Suona esagerato, ricomincio.

Capitolo 1
Crescere in Italia vuol dire conoscere i film con lo sguardo filtrato di chi cambia i titoli e doppia gli attori.

Troppo aggressiva, ricomincio.

Capitolo 1
Sono cresciuta pensando a Woody Allen come a quella specie di insicuro egocentrico caustico ometto con la voce da scemo. Uno che balbetta ogni pensiero ripetendo parole a fiume senza darmi neanche il tempo di conoscerlo. Un buffo elfo finto di New York insomma.

Quella voce da cartone animato, sopra le righe mi ha sempre trasmesso l’immagine di un uomo un po’ ridicolo, uno da non prendere sul serio. Il corpo di Woody Allen, la voce di Oreste Lionello.

Poi un giorno, dopo un’indefinita quantità di tempo lontano da un film del suddetto regista mi ritrovo di fronte al monologo di Io e Annie (Annie Hall) in lingua originale e improvvisamente scopro una voce adulta, “normale”, interessante, senza troppe esitazioni. Una bella voce.

QUI la versione in inglese
QUI la versione in italiano

Che strano l’effetto di una bella voce da uomo sul corpo di Woody Allen. Improvvisamente non lo percepisco più come un ometto buffo, ai limiti del ridicolo, uno psicotico, disadattato idiota.

Questa reazione mi conferma quanto male siamo abituati noi italiani a guardare i contenuti esteri in lingua italiana. Questa storia del doppiaggio dovrebbe finire ora, anche perché l’idea di affidare a Pino Insegno & friends il compito di filtrare le emozioni che un film potrebbe trasmettere mi fa venire l’eritema sulle unghie dei piedi.

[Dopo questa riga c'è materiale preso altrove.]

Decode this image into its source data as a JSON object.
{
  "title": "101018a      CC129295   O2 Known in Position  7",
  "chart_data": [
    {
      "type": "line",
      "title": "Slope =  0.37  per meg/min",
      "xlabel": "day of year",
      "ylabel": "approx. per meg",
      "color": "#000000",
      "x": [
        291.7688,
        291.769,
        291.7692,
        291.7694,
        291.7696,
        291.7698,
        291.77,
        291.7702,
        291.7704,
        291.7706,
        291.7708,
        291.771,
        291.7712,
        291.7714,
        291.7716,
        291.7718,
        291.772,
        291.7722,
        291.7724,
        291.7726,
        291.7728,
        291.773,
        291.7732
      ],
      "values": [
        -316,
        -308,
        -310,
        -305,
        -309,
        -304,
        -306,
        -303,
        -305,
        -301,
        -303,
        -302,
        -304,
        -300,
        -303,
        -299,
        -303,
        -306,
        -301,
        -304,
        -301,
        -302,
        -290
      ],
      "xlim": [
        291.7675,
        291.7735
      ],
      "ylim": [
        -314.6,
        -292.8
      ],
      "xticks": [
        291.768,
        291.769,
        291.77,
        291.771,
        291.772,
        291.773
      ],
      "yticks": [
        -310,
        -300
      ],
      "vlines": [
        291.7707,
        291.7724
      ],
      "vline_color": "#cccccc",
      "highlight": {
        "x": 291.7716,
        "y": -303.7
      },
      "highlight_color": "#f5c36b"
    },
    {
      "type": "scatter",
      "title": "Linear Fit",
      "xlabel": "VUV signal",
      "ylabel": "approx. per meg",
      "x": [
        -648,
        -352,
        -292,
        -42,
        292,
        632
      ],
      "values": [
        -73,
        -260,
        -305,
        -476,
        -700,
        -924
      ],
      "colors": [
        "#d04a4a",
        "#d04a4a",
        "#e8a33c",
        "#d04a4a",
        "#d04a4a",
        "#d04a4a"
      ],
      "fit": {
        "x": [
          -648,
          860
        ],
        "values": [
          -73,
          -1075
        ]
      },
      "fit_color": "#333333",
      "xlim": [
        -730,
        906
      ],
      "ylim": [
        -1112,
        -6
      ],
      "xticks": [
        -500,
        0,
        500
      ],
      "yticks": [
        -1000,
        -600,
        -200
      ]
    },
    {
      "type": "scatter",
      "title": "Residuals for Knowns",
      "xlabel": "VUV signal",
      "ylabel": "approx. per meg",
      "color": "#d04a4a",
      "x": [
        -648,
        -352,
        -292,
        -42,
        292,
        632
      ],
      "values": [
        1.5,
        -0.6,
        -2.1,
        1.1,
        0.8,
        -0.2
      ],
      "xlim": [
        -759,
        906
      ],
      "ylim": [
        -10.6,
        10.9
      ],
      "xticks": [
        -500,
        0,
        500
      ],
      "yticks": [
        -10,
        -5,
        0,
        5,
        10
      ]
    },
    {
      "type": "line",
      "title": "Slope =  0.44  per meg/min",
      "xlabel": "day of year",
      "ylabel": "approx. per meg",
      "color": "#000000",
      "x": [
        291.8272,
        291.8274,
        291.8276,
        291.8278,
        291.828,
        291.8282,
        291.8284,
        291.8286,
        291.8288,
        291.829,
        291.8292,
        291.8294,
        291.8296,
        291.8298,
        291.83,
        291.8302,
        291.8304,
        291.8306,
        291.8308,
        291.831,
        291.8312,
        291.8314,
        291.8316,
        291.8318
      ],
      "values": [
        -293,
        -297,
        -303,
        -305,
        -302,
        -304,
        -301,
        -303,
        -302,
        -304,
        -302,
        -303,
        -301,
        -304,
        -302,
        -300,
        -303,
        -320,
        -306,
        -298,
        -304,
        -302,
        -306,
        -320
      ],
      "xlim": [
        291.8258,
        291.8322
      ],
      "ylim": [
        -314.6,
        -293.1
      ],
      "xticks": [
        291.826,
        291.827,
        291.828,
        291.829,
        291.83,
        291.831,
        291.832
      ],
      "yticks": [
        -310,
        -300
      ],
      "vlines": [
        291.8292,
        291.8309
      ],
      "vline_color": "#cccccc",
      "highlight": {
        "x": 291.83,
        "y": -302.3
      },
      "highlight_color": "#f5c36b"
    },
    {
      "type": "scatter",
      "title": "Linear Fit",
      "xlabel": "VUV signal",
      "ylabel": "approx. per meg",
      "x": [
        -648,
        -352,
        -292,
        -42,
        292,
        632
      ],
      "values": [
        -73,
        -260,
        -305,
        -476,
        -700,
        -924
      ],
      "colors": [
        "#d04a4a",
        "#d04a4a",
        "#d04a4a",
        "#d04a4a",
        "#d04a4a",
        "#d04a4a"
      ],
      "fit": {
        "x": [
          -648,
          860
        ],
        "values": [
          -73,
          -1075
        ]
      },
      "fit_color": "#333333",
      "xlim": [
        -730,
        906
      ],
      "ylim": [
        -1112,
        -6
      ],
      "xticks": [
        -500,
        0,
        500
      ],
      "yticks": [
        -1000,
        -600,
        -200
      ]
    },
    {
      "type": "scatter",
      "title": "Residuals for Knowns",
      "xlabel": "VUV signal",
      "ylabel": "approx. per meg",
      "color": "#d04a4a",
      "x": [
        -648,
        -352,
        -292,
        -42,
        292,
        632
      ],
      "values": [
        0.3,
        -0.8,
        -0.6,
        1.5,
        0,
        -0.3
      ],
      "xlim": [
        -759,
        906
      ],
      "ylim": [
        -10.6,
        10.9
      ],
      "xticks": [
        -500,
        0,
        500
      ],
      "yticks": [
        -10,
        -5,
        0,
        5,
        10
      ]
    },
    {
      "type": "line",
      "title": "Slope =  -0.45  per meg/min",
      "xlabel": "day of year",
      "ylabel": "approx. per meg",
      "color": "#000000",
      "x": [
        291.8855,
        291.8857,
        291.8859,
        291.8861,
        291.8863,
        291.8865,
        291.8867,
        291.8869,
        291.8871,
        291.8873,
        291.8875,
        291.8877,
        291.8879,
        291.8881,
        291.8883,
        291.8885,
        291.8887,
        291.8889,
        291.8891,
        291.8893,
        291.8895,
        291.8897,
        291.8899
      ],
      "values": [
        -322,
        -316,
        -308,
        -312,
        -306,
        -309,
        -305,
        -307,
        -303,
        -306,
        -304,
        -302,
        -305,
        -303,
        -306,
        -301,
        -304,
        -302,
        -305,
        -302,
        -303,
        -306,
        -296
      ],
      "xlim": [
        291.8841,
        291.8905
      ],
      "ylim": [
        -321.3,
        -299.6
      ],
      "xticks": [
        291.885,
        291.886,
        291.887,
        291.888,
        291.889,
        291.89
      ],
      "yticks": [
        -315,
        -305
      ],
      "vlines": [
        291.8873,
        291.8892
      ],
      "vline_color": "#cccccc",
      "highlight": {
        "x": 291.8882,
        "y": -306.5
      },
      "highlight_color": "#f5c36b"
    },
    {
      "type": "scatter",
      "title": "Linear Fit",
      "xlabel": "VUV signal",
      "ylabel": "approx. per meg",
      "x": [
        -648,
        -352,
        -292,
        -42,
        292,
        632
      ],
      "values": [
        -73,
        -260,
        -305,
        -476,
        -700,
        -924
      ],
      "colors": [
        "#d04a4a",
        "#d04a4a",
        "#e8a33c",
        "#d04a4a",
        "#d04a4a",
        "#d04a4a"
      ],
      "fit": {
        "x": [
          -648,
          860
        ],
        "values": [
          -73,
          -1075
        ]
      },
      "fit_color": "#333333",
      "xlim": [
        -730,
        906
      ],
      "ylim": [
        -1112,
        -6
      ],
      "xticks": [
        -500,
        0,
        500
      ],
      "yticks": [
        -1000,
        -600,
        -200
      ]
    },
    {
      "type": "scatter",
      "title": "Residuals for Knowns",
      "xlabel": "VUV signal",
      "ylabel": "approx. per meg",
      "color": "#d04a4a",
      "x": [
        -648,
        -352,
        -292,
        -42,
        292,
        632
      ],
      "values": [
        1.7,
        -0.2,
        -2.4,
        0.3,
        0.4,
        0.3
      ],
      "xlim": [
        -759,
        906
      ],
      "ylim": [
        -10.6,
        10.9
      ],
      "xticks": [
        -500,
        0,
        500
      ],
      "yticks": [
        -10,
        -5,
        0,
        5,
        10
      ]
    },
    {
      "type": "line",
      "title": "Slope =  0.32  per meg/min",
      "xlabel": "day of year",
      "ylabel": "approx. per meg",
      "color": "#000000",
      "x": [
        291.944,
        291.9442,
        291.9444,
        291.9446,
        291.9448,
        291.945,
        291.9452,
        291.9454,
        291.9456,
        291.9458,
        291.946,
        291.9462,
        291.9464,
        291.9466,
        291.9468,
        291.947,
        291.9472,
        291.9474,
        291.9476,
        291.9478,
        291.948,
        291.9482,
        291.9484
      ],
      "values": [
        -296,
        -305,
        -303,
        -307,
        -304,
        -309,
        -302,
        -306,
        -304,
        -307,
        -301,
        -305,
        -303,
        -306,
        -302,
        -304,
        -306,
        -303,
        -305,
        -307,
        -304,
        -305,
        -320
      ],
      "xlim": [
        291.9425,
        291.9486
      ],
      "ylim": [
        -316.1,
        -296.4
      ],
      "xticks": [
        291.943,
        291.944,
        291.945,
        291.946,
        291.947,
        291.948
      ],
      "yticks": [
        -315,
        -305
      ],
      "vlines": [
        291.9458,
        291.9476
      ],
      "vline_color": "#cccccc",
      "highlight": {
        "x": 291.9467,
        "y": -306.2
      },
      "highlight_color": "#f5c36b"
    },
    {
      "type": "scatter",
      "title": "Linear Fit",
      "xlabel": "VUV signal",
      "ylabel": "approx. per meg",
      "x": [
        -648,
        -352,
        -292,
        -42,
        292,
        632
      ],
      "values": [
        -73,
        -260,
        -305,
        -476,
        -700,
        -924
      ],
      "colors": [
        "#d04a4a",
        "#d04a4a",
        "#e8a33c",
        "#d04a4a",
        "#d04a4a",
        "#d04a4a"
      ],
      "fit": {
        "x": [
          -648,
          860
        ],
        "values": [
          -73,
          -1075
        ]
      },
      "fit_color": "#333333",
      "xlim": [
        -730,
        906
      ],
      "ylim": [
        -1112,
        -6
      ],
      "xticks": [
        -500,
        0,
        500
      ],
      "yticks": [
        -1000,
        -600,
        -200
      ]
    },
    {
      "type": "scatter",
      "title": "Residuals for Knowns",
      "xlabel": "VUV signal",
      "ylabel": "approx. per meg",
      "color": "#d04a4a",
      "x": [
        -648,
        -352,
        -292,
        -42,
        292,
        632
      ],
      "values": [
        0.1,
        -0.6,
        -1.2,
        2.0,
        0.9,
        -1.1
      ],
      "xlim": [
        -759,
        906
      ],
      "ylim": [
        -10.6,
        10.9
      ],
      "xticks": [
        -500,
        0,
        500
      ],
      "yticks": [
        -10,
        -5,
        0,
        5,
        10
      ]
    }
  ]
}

Ho scoperto che preferisco l’originale al doppiato. Per carità Oreste Lionello non si tocca, è stato una pietra miliare ma trovo irritante questa cosa di avermi fatto credere che i personaggi di Woody Allen fossero tutti un po’ più psicotici e sopra le righe di quanto il regista/attore non volesse trasmettere in realtà. Certo, non è un discorso applicabile a tutto, voglio dire Stallone recita di merda ma senza Amendola ce ne saremmo certamente accorti tutti prima e guai a toccare Tonino Accolla che è quasi meglio dell’originale, ma è un caso.

Ora qualche doppiatore potrebbe anche chiedermi chi sono io per parlare così, credo forse di essere Dio? Questo non lo so ma a qualcuno dovrò pur ispirarmi no?!